Benar. Untuk itu PSI memulai dari diri sendiri terkait pelarangan poligami bagi Pengurus, Caleg dan kader PSI. Kami telah membuat aturan bagi Pengurus dan Caleg PSI tidak boleh poligami. Dalam Peraturan Organisasi Bab I Pasal 5 Poin 2.c. Yang disahkan dengan kontrak tertulis.
Kami juga setuju dengan KH Abdurrahman Wahid (Gus Dur)–sosok yang setia monogami sampai akhir hayatnya–bahwa pelarangan poligami dimulai dari budaya. Kultur anti-poligami telah kami mulai dari dalam.
Selanjutnya PSI ingin mendorong pelarangan poligami melalui revisi atas UU Perkawinan tahun 1974. Larangan ini diberlakukan KHUSUS untuk pejabat publik di Eksekutif, Yudikatif, Legislatif dan Aparatur Sipil Negara, karena pejabat publik bekerja, terikat kontrak dan digaji oleh negara yang keuangannya berasal dari pajak seluruh warga negara.
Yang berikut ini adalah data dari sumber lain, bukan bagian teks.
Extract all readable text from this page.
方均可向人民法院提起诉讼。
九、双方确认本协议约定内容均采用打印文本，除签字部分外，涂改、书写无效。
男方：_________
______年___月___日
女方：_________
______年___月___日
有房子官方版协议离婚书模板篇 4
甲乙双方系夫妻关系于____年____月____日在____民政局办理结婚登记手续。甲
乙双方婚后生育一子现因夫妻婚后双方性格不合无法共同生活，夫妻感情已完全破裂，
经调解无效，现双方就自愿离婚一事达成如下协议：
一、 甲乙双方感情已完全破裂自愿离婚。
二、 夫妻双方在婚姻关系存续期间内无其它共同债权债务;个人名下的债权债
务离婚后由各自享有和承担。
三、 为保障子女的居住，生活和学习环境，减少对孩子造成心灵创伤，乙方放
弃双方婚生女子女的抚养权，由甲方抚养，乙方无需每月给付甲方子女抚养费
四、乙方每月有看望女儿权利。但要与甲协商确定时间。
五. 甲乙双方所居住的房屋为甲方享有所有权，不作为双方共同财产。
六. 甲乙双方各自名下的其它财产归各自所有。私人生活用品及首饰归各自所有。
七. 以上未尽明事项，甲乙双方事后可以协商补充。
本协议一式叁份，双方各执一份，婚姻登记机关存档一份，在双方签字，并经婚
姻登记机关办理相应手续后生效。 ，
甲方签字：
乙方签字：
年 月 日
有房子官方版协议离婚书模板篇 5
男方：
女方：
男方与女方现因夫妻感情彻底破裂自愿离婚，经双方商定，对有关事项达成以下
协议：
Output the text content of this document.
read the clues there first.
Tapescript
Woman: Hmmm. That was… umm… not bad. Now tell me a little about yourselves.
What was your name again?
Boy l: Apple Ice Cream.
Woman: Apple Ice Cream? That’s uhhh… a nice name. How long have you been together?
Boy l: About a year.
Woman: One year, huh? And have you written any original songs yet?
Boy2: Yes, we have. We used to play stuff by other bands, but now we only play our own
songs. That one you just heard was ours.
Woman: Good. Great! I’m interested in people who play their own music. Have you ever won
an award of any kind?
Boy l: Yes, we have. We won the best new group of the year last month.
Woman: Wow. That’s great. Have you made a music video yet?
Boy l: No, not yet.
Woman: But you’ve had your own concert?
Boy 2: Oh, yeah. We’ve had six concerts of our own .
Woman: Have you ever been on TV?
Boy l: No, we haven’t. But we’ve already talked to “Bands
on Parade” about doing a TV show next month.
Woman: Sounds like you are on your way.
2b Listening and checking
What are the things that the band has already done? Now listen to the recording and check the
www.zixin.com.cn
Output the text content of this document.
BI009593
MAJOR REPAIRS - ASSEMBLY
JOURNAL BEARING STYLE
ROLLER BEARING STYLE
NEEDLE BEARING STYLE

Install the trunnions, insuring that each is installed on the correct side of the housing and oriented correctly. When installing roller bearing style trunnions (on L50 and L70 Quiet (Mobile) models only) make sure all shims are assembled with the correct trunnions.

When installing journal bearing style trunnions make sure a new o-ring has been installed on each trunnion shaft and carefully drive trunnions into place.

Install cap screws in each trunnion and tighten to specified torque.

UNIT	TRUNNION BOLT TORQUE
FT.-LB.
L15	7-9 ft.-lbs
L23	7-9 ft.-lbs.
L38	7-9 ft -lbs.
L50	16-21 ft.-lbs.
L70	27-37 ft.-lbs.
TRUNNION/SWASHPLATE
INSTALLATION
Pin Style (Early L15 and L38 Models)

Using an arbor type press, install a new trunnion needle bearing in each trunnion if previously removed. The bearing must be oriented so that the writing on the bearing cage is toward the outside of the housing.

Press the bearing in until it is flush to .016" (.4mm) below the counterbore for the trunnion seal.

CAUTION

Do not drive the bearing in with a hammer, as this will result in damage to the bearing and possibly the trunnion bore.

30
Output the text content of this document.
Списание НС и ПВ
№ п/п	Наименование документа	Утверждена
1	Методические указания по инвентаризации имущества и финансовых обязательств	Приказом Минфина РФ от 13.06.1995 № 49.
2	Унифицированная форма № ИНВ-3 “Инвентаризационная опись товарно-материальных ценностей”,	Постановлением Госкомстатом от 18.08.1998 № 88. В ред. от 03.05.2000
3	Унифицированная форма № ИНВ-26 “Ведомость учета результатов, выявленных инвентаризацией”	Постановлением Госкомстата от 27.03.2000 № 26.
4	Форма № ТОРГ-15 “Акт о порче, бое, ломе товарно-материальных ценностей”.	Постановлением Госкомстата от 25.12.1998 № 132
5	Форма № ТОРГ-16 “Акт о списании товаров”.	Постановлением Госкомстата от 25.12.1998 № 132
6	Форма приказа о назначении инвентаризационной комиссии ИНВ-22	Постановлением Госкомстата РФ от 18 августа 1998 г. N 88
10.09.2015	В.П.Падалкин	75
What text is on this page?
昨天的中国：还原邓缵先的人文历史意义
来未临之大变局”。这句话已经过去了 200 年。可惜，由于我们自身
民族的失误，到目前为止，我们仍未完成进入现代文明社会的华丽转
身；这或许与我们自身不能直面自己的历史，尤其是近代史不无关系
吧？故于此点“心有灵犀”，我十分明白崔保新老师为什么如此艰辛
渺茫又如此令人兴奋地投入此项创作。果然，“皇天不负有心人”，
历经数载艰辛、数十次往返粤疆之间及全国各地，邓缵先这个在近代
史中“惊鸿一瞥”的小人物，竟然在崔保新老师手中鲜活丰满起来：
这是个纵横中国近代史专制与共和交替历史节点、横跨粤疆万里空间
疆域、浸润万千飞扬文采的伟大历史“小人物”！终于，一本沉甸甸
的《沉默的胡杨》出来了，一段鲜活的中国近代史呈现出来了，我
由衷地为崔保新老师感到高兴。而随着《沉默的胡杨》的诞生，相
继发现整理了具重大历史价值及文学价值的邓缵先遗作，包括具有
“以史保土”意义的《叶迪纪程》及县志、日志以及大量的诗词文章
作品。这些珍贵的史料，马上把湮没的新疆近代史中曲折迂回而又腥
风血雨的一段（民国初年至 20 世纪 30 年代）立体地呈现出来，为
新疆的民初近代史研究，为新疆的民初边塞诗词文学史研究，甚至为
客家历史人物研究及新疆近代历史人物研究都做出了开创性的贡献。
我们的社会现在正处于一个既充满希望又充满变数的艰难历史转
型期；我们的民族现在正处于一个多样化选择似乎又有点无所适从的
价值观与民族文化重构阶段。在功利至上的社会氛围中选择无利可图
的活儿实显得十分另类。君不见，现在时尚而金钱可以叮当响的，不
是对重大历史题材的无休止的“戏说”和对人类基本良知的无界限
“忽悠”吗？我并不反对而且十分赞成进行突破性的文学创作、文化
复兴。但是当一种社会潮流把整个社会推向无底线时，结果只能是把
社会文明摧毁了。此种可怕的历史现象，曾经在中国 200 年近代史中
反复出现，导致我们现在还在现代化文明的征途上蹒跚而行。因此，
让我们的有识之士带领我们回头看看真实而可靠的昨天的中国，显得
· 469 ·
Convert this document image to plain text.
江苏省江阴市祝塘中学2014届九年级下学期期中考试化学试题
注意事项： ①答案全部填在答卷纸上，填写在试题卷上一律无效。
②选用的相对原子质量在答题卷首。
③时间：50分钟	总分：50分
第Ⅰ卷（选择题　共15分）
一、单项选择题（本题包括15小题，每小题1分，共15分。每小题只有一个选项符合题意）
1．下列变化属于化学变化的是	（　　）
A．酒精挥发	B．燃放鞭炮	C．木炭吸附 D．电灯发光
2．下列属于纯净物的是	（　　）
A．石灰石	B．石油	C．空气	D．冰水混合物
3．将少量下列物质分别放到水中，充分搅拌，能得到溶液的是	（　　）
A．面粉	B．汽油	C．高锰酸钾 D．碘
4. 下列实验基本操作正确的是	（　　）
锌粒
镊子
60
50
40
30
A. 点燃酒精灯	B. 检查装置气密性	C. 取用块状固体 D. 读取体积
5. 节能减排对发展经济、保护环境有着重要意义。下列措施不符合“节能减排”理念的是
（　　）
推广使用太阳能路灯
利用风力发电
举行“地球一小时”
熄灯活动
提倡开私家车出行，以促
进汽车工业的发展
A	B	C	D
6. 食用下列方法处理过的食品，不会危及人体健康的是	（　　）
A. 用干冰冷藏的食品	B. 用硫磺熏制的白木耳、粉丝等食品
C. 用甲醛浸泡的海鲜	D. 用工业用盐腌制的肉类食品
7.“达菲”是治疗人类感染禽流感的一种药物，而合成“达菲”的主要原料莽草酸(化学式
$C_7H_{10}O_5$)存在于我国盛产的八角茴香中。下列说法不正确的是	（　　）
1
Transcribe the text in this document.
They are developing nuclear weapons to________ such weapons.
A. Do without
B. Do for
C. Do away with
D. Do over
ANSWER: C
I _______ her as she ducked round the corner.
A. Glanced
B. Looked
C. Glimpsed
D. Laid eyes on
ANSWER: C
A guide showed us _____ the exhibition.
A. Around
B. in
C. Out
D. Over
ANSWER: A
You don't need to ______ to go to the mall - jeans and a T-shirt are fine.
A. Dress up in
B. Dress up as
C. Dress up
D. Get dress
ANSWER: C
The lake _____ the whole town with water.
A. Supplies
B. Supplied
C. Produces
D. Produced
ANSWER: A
Kami meyakini, negara seharusnya tidak terlibat — secara langsung maupun tidak langsung — melanggengkan ketidakadilan yang muncul akibat praktik poligami. Lebih dari itu pejabat publik dan ASN dituntut menjadi tauladan bagi masyarakat umum.
Bukankah ada paham agama yang memperbolehkan poligami, apakah PSI tidak takut disebut menentang agama?
PSI tidak mau masuk pada perdebatan teologis. Kami menghormati perbedaan pandangan keagamaan baik yang pro dan kontra poligami. Biarlah hal itu menjadi diskusi dalam pemikiran keagamaan dan perbedaan budaya dalam masyarakat. Fokus PSI melihat poligami sebagian masalah sosial dan isu keadilan perempuan. Banyak lembaga perempuan dan hak asasi manusia, khususnya Komnas Perempuan yang menegaskan bahwa dalam praktiknya poligami menimbulkan ketidakadilan pada perempuan dan menjadi salah satu penyebab keluarga tidak harmonis. Bagi kami memberikan perlindungan pada perempuan dan anak-anak dalam keluarga yang harmonis menjadi tujuan utama demi masa depan bangsa ini.
Apakah pelarangan poligami tidak melanggar HAM?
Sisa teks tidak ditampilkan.